Wirth was reticent to talk specific numbers but flashed a graph on the screen that showed holiday tourism beginning to build on Dec. 21, then spiking to as many as 15,000 skiers a day on Dec. 28.

Current booking patterns for this December are defying the typical scenario that involves the large majority of holiday vacationers arriving on Dec. 6 and flying out on Jan. 3, Wirth said.

Early season reservations also show a large spike in tourism on March 14.

Wirth said typically the ski area might have booked 30 percent to 35 percent of its March business by this date.

If there is a downside to the early holiday optimism, it's that the roughly three weeks between Martin Luther King Jr.

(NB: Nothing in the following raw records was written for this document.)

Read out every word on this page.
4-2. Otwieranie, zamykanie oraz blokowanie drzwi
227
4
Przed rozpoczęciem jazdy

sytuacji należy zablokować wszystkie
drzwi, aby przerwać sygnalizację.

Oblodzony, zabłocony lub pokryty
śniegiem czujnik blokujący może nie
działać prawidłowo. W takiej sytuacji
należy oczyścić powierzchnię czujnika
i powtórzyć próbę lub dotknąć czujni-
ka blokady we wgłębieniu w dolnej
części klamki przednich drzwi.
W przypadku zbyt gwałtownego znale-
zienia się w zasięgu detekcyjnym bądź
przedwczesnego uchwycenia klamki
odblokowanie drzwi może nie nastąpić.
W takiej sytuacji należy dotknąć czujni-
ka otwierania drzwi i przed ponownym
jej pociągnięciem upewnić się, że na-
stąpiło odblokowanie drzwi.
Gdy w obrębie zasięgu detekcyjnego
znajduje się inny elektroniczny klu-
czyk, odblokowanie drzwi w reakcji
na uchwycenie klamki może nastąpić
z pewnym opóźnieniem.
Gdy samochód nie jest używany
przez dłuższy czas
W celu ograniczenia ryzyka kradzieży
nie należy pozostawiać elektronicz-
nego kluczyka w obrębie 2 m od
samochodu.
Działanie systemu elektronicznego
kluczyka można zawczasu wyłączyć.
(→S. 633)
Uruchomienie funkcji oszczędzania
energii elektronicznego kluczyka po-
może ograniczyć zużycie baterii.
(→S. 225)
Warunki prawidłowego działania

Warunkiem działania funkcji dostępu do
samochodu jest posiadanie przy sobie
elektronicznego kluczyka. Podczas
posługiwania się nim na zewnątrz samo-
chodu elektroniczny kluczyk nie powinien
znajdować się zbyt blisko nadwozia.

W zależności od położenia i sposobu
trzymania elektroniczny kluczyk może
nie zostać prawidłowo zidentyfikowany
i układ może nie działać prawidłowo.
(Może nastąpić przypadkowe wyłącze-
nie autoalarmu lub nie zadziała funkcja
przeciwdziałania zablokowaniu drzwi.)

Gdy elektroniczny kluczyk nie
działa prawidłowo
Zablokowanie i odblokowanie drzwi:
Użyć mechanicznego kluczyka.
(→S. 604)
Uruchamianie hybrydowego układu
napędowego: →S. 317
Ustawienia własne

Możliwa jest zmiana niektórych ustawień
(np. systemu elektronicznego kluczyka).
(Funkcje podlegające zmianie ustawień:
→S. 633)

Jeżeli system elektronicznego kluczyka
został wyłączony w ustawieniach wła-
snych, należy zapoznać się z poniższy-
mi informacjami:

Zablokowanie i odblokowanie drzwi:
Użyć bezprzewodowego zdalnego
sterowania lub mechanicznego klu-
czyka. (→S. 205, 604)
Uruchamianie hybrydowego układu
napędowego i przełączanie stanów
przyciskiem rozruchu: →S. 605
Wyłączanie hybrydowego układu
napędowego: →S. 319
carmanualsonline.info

Day on Jan. 20 and Presidents Weekend, Feb. 15-17, are soft in spots.

Wirth is particularly sensitive to that trend because he was instrumental in increasing inbound ski season jet seats by 7 percent this winter.

"We have a real challenge to fill in those seats," Wirth said.

Steamboat will see 137,000 jet seats arrive at Yampa Valley Regional Airport this winter.

The flights are underwritten with minimum revenue guarantees totaling $2.15 million and supplied by Ski Corp. and other local businesses.

The stars of the airline program in terms of early booking are the daily flights from Minneapolis on Northwest Airlines and Chicago on American Airlines, Wirth said.

The most troubling early returns are being produced by the daily flight on American Airlines from Dallas.

American has reworked many of its schedules, Wirth said.

The result has been some inconvenient connections for passengers bound for Steamboat from cities beyond Dallas.

For example, Wirth said he recently checked connections for a hypothetical family traveling to Yampa Valley Regional Airport from Tampa.

The flight on the way to the Yampa Valley offered an attractive schedule but required more than a three-hour layover in Dallas on the way home.

"That becomes an undesirable airline trip," Wirth said.

The Steamboat staff is working to improve that situation, but the Steamboat route is of such little significance to American's overall flight schedule, it's difficult to get the airline's attention, Wirth said.